I've been racking my brain for several weeks now attempting to rationalize market strength in the face of a deteriorating earnings trend. Last week really hurt although I am persoanlly not in a net short position. Nevertheless, I've got to realize an error in my model that I think I now understand. I decided to modify my earnings outlook to exclude any company that would be influenced in a major way by fluctuations in commodity prices. I routinely do this when I am actually making purchase decisions for my portfolios. The industries eliminated were Agriculture, Mining, Fertilizer and (the big one) Energy. When I exclude these companies, I get a different and more positive picture of expectations for 2015 and I think this may be what the market is focusing on in order to exhibit strength. And it makes sense - the economy may not be affected much (or even affected positively) by commodity price changes. To incorporate this idea I have changed one of my earnings expectation indicators to reflect this modified S & P earnings trend. Things have not necessarily turned very bullish but my model is no longer short.

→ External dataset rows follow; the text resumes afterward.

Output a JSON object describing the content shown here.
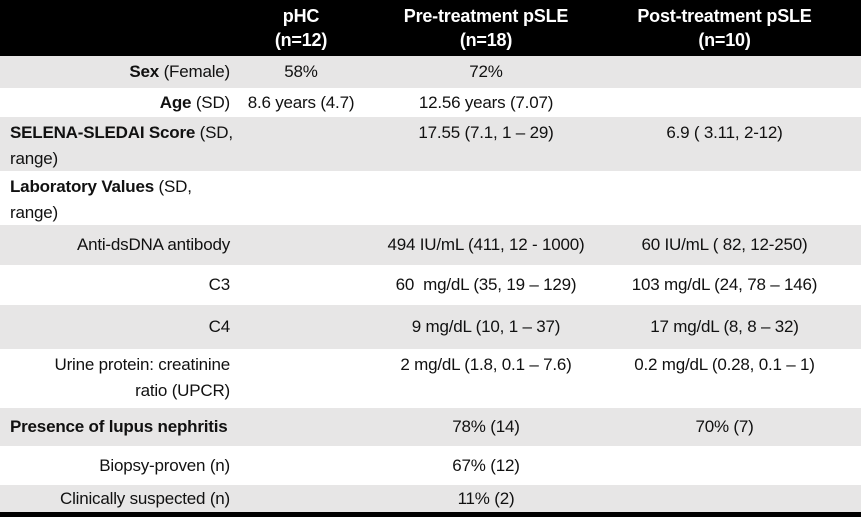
{
  "colors": {
    "header_bg": "#000000",
    "header_text": "#ffffff",
    "row_shade": "#e7e6e6",
    "body_bg": "#ffffff",
    "text": "#111111",
    "bottom_border": "#000000"
  },
  "table": {
    "columns": [
      {
        "label": "pHC",
        "n": "(n=12)"
      },
      {
        "label": "Pre-treatment pSLE",
        "n": "(n=18)"
      },
      {
        "label": "Post-treatment pSLE",
        "n": "(n=10)"
      }
    ],
    "rows": [
      {
        "bold": "Sex",
        "tail": " (Female)",
        "phc": "58%",
        "pre": "72%",
        "post": ""
      },
      {
        "bold": "Age",
        "tail": " (SD)",
        "phc": "8.6 years (4.7)",
        "pre": "12.56 years (7.07)",
        "post": ""
      },
      {
        "bold": "SELENA-SLEDAI Score",
        "tail": " (SD,",
        "line2": "range)",
        "phc": "",
        "pre": "17.55 (7.1, 1 – 29)",
        "post": "6.9 ( 3.11, 2-12)"
      },
      {
        "bold": "Laboratory Values",
        "tail": " (SD,",
        "line2": "range)",
        "phc": "",
        "pre": "",
        "post": ""
      },
      {
        "tail": "Anti-dsDNA antibody",
        "phc": "",
        "pre": "494 IU/mL (411, 12 - 1000)",
        "post": "60 IU/mL ( 82, 12-250)"
      },
      {
        "tail": "C3",
        "phc": "",
        "pre": "60  mg/dL (35, 19 – 129)",
        "post": "103 mg/dL (24, 78 – 146)"
      },
      {
        "tail": "C4",
        "phc": "",
        "pre": "9 mg/dL (10, 1 – 37)",
        "post": "17 mg/dL (8, 8 – 32)"
      },
      {
        "tail": "Urine protein: creatinine",
        "line2": "ratio (UPCR)",
        "phc": "",
        "pre": "2 mg/dL (1.8, 0.1 – 7.6)",
        "post": "0.2 mg/dL (0.28, 0.1 – 1)"
      },
      {
        "bold": "Presence of lupus nephritis",
        "phc": "",
        "pre": "78% (14)",
        "post": "70% (7)"
      },
      {
        "tail": "Biopsy-proven (n)",
        "phc": "",
        "pre": "67% (12)",
        "post": ""
      },
      {
        "tail": "Clinically suspected (n)",
        "phc": "",
        "pre": "11% (2)",
        "post": ""
      }
    ]
  }
}
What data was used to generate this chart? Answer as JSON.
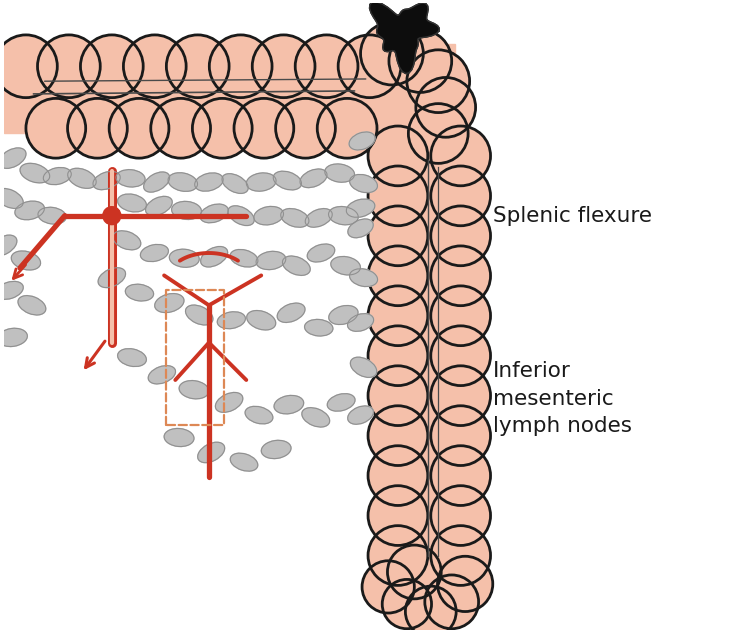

This year's earnings estimate trend (excluding commodity companies)- Positive
Earnings estimates 52 weeks out - Negative
Gap between future 52 week estimate and latest 12 month results - Neutral
Total earnings exposure and maximum total exposure under these conditions 50%
Equity put/call ratio +50%
Small investor put/call ratio +35%
NAAIM Manager cash position +20%
Average sentiment exposure this week +35%
Long term valuation 0%
Stock prices represented by net current assets 0%
Stock earnings yeild compared to ten year treasury yield +30%
Average valuation exposure this week +10%
Total exposure from above three factors +26%.
Comparison of Treasury Bond yields compared to lower quality corporate bond yields -10%
New highs minus new lows on the NASDAQ +20%
Trend indicator for new highs minus new lows 0%
Total technical adjustments +10%
Total stock exposure for the week +36%
Rounded to the nearest 25th percentile +25%.